Ты большой мастер в том искусстве, которое избрал себе поприщем и я, да и старше меня — однако можешь ли ты с уверенностью сказать, что мудрее? Не исключено, что причина твоей меланхолии кроется скорее в тебе самом, нежели в том, что происходит в столице. Возвращайся к нам — у нас еще достаточно времени для удовольствий, прежде чем нас поглотит мрак ночи.

Но прости меня, дорогой Секст, — ты ведь знаешь, что я не большой любитель серьезных разговоров и, раз начав в этом ключе, не могу долго в нем продолжать. С самого начала в мои намерения входило просто рассказать тебе о выпавшем на мою долю восхитительном дне, в надежде убедить тебя вернуться в Рим.

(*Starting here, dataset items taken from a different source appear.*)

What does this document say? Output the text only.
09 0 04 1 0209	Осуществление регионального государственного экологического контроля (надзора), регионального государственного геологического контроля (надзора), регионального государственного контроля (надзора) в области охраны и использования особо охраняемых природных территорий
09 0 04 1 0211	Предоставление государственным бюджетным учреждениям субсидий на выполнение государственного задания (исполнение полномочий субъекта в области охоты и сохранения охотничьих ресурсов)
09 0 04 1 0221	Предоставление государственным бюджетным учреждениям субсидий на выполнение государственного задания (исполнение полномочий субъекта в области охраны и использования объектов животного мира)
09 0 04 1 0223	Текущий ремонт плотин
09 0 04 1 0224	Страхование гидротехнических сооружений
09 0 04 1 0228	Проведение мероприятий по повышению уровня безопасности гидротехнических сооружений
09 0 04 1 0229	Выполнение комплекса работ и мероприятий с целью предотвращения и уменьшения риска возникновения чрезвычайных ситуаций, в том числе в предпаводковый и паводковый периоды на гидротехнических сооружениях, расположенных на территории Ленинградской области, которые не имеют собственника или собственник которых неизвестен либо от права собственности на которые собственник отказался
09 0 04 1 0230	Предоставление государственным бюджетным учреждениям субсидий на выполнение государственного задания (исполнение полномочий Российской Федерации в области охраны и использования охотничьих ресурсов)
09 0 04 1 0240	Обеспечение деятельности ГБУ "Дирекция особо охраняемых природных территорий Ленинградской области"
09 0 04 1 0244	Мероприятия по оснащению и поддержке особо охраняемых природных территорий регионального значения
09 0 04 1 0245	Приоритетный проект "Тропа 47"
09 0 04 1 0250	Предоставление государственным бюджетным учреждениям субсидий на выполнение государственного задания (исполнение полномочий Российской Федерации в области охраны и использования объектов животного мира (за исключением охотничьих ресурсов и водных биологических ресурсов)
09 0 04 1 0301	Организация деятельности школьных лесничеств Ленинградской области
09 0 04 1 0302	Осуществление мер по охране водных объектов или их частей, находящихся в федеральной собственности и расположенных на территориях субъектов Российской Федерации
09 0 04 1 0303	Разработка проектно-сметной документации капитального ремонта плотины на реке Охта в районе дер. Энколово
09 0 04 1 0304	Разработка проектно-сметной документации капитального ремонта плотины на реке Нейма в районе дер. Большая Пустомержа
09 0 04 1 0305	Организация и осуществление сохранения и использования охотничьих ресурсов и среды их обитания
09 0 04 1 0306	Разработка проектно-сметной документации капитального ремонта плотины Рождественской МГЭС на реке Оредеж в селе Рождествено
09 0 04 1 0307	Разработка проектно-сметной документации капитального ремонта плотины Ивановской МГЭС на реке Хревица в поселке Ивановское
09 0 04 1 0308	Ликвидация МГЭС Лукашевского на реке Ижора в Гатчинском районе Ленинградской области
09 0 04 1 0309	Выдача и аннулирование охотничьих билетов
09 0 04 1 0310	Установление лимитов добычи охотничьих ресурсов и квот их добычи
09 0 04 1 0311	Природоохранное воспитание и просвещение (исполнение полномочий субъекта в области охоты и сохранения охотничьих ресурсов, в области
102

Вчера был день рождения императора Октавия Цезаря и потому римский выходной, однако начало его было для меня не слишком многообещающим. На службу я прибыл непристойно рано — еще до зари, когда солнце только–только начало пробиваться сквозь частокол домов, называемый Римом, пробуждая огромный город ото сна. И хотя вряд ли кому в голову могло прийти подавать в суд в такой день, но на следующий — очень даже возможно; кроме того, я должен был особенно искусно подготовить изложение одного дела. Некий Корнелий Апроний, из–за которого мне и пришлось с утра пораньше засесть за работу, подает иск на Фабия Кретика, обвиняя его в неуплате за пользование неким земельным участком, в то время как вышеозначенный Кретик выдвигает ответный иск, утверждая, что права на землю не принадлежат Апронию. Оба мошенники, и ни у того, ни у другого нет доказательств; посему искусное изложение дела и удачно представленные доводы истца играют очень большую роль — как, впрочем, и то, к какому магистрату оно попадет в руки.

Одним словом, все утро я провел в трудах; в моей голове то и дело возникали изумительные строки, как оно всегда случается, когда я занимаюсь каким–нибудь чрезвычайно занудным делом; мой писец был особенно медлителен и бестолков; а шум, доносившийся с форума, особенно нестерпимо терзал мой слух. Все это мне начинало действовать на нервы, и я в который раз пенял себе на то, что до сих пор не бросил это дурацкое занятие, которое в конечном счете не принесет мне ничего, кроме богатства, в котором я не нуждаюсь, да незавидной награды в виде сенаторского звания.

И вот в тот момент, когда я совершенно помирал от скуки, произошло некое замечательное событие: я заслышал под моей дверью сначала топот ног, потом приглушенный смех; после этого дверь широко распахнулась, и передо мной предстал самый удивительный евнух, какого я когда–либо имел возможность наблюдать, — весь завитой и надушенный, одетый в изысканные шелковые одежды, с изумрудами и рубинами на пальцах. Он стоял с таким видом, будто был не рабом, а вольноотпущенником или даже полноправным гражданином.